I teach 3D animation at the University of Colorado in Boulder. I use Autodesk Maya, the dominant 3D modeling, animation, and rendering application. It is the most complex application I have ever used, with a vast, many-layered interface and tools that can be extremely difficult to learn to use effectively.
It is these two things that mark the old class of mammoth media applications that create and massage images, manipulate sound and video, and support the development of animated videos and games. These applications have massive interfaces, with multiple layers of long menus, highly context-sensitive menu selections, myriads of floating palettes, etc., etc. They are also packed with tools that are geared toward professional users who demand tools that simulate sophisticated manipulations of media and give them highly detailed control over their workflow.

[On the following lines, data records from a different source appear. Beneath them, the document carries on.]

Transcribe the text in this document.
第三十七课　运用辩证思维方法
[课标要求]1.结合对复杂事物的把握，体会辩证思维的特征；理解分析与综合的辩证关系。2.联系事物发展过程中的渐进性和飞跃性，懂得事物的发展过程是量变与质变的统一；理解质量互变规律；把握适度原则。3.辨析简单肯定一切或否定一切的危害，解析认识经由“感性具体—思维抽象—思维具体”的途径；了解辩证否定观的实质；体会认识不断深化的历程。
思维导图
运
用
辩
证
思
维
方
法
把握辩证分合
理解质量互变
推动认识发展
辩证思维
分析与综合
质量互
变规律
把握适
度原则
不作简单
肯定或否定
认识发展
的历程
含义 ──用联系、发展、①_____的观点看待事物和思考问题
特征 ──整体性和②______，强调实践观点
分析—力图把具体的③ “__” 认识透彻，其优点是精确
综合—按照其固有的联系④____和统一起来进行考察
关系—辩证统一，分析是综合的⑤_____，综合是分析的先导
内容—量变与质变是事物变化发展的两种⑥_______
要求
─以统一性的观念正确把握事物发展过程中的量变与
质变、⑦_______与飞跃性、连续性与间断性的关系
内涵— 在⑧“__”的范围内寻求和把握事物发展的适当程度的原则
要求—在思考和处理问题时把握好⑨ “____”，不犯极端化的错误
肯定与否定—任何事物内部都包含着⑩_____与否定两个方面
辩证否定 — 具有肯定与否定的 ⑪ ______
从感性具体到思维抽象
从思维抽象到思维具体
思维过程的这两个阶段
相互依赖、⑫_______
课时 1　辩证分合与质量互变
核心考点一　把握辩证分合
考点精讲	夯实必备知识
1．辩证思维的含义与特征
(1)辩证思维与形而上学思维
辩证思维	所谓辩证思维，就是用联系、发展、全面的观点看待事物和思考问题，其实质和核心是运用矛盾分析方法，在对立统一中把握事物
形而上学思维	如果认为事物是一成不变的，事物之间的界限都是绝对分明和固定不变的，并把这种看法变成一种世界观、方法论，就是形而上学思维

Newer, elegant and intuitive apps.
But especially in the Mac world, there is a new generation of media applications that are finding deep niches with sophisticated non-professional users. Pixelmator is pushing aside Photoshop, Sound Studio and Amadeus are pushing aside Adobe Soundbooth and Bias Peak Studio.
Making a dent in the professional world.
Now there are applications emerging that are trying to win professionals over the “simple is better” philosophy. I am not a professional photographer, sound editor, or video editor, but it seems like things are beginning to change in the professional world, as well. The new Final Cut Pro video editing application from Apple is being met with stiff resistance from many users of older releases of the application who call it a hopped up version if iMovie. The new one, called Final Cut Pro X, has what at least amateur users find a more natural and intuitive interface, and there are many tools that come loaded with presets that remove many fine grained decisions.
Professionals are beginning to take note
Professionals are also writing good things about Final Cut Pro X, however.
Traditional 3D modeling tools like Maya are phenomenally unwieldily, to the point of often seeming to behave randomly. But there are newer modeling apps, like Silo that have clean interfaces and simple tools that can be learned in days and not years. Professionals use it.
Sometimes these apps like Final Cut Pro X and Silo are call “prosumer” because they are seen as being somewhere between consumer and professional applications. But maybe this new generation of apps will push aside the traditional big boys in both the amateur and professional worlds.